国分家・竹川家

国分家・竹川家


松阪市射和町(いざわちょう)は櫛田川の流れに沿って古い町があり、両郡橋を渡ると多気町相可です。この界隈の繁栄は、室町時代から明治初期頃までと長い歴史を持ったところです。

両郡橋の射和町の交差点の所には、食品会社で知られている「国分家」その前には射和文庫をつくった竹川竹斎の「竹川家」と古くからの家があります。

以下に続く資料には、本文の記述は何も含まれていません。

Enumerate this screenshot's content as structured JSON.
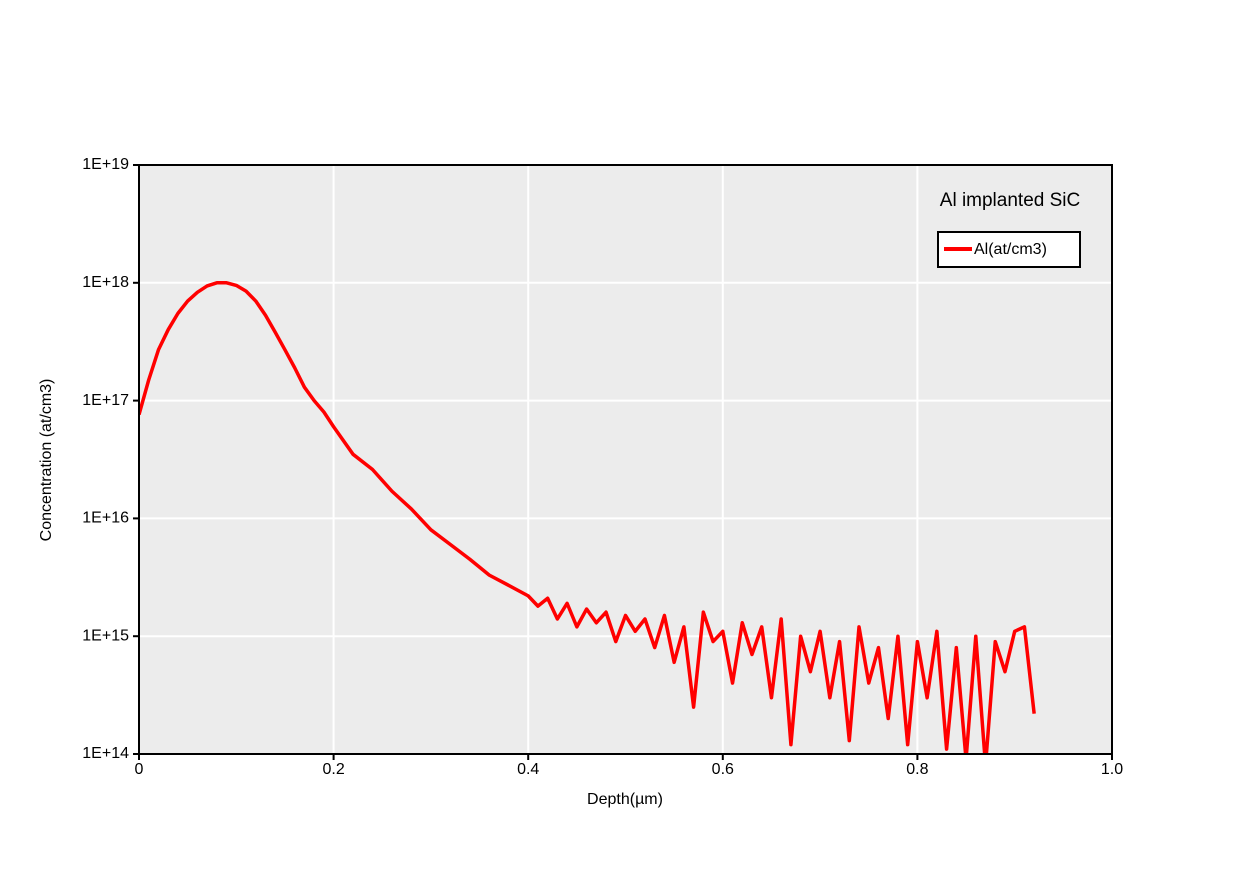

国分家は醤油醸造場を土浦市に設け、江戸日本橋本町に店を構えて屋号を「大国屋」と称しました。「亀甲大」印の醤油として評判が良かったようで、銘柄「むらさき」は高級醤油として有名になり、今でも料亭や寿司屋でしょうゆを「むらさき」と呼ばれています。

竹川竹斎翁は、書籍1万巻・古書画・古物等を集めて開いたのが「射和文庫書院」です。また地場産業として射和萬古・お茶・桑の生産も始めました。竹斎翁は、裏千家や勝海舟と親交があり「海防護国論」や「護国後論」を著しています。

櫛田川の上流の丹生で採れた丹砂(水銀鉱石)を加工して造る軽粉(伊勢白粉)によって中世以来繁栄し、室町時代後半以降、伊勢神宮の御師が布教とともに各地に軽粉を持ち運び、伊勢白粉として全国に知られました。明治になるまで軽粉業は繁栄を極め、最盛期の室町末期には釜元が83軒もあったそうです。

射和の著名な豪商は国分家・竹川家以外に富山家・家城家・山本家・長井家・小野寺家などがあります。 国道のバイパスができたため両郡橋の交通量が少なくなり、古い街並みの界隈は静かにゆっくりと散策できます。